Jim Bell (70672.1241@CompuServe.COM)
21 Jan 97 12:08:36 EST

Glenn writes:

<<What about the evidence for a Shaman's cape found in a Neanderthal grave?>>

Oh, you mean the evidence that you once said had a body underneath it? But
when we looked, turned out only to be these leopard bones? Bones which two
guys say "suggests" it was worn as a "costume" (gosh, those guys must be GOOD.
To figure out it was a costume and not a blanket or just a dead animal!)

So, yes, what ABOUT that "evidence"? It only proves my point. Where you have
an extremely weak, singular set of bones that "suggests" several
possibilities, I have a sudden, recent explosion of unambiguous shaman-art.

You really want to go before Judge Judy with this?

<<Jim, There is very little distinction between what Neanderthal man did and
what middle Aurignacian man did.>>

The real question I raised with you is the qualitative difference between the
Upper Paleolithic and its precursors.
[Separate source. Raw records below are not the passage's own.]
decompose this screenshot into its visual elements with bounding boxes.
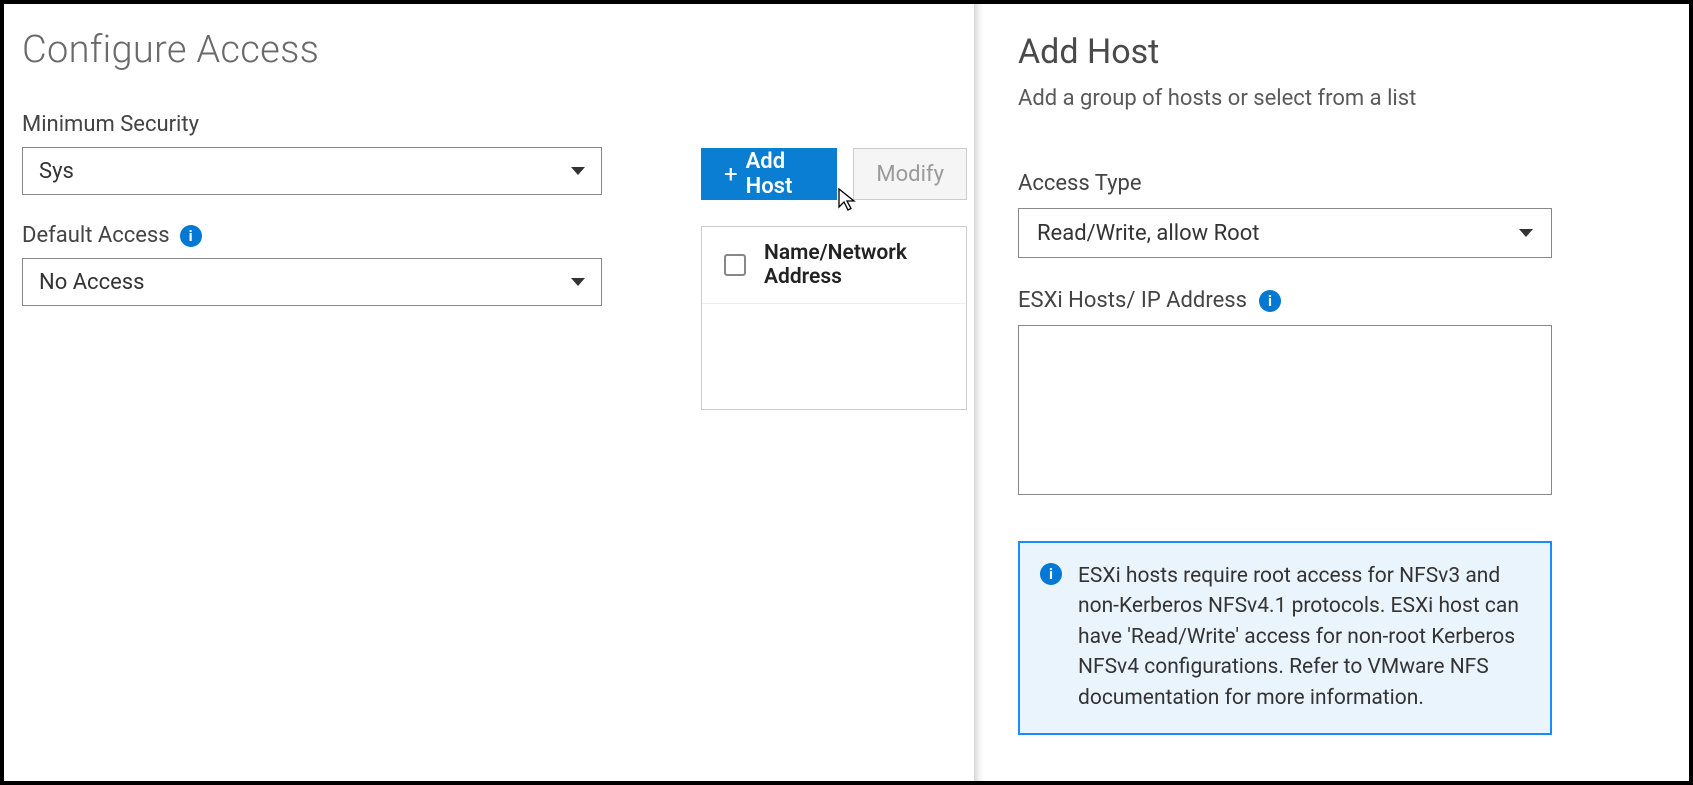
modify-button-label: Modify [876,162,944,187]
select-all-checkbox[interactable] [724,254,746,276]
modify-button: Modify [853,148,967,200]
column-header-name: Name/Network Address [764,241,944,289]
page-title: Configure Access [22,28,956,72]
min-security-label: Minimum Security [22,112,956,137]
add-host-button-label: Add Host [746,149,815,199]
info-panel-text: ESXi hosts require root access for NFSv3… [1078,561,1530,713]
info-panel: ESXi hosts require root access for NFSv3… [1018,541,1552,735]
esxi-hosts-label-text: ESXi Hosts/ IP Address [1018,288,1247,313]
min-security-label-text: Minimum Security [22,112,199,137]
default-access-label-text: Default Access [22,223,170,248]
hosts-table: Name/Network Address [701,226,967,410]
access-type-label: Access Type [1018,171,1653,196]
panel-title: Add Host [1018,32,1653,72]
access-type-value: Read/Write, allow Root [1037,221,1259,246]
panel-subtitle: Add a group of hosts or select from a li… [1018,86,1653,111]
esxi-hosts-label: ESXi Hosts/ IP Address [1018,288,1653,313]
esxi-hosts-input[interactable] [1018,325,1552,495]
min-security-select[interactable]: Sys [22,147,602,195]
plus-icon: + [724,160,738,188]
add-host-button[interactable]: + Add Host [701,148,837,200]
access-type-select[interactable]: Read/Write, allow Root [1018,208,1552,258]
info-icon [1040,563,1062,585]
default-access-value: No Access [39,270,144,295]
info-icon[interactable] [1259,290,1281,312]
chevron-down-icon [571,167,585,175]
chevron-down-icon [1519,229,1533,237]
min-security-value: Sys [39,159,74,184]
default-access-select[interactable]: No Access [22,258,602,306]
hosts-table-header-row: Name/Network Address [702,227,966,304]
info-icon[interactable] [180,225,202,247]
chevron-down-icon [571,278,585,286]
access-type-label-text: Access Type [1018,171,1142,196]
What do you think of this from your
friend Mr. Shreeve [p. 270]:

"No amount of precedent-pointing can explain the astonishing increase in the
sheer volume of culture in the Upper Paleolithic and what that increase
relfects in the lives of people. A handful of pierced teeth and beads have
indeed been found in several late Neandertal sites. But what connection do
these isolated curiosities have to the torrent of personal ornaments showered
across France and Germany in the Aurignacian, right at the beginning of the
Upper Paleolithic? How can they explain the ornamental munificence of Sunghir,
a grave site near Moscow about the same age as Dolni Vestonice, where the
bodies of three people were festooned with doezens of bracelets, necklaces,
painted pendants, and TEN THOUSAND ivory beads? According to Randy White, an
archaeologist at New York University, each of those beads took about an hour
to make. That equals ten thousand hours of labor, all to decorate three
corpses and lay them in the ground. The Neandertals buried their dead, but
they did not devote much time and attention to the act. Sunghir does not
represent a little more of the same. IT IS A DIFFERENT QUALITY OF CULTURE
ALTOGETHER." [My emphasis]

I agree with Shreeve and disagree with you about the qualitative difference.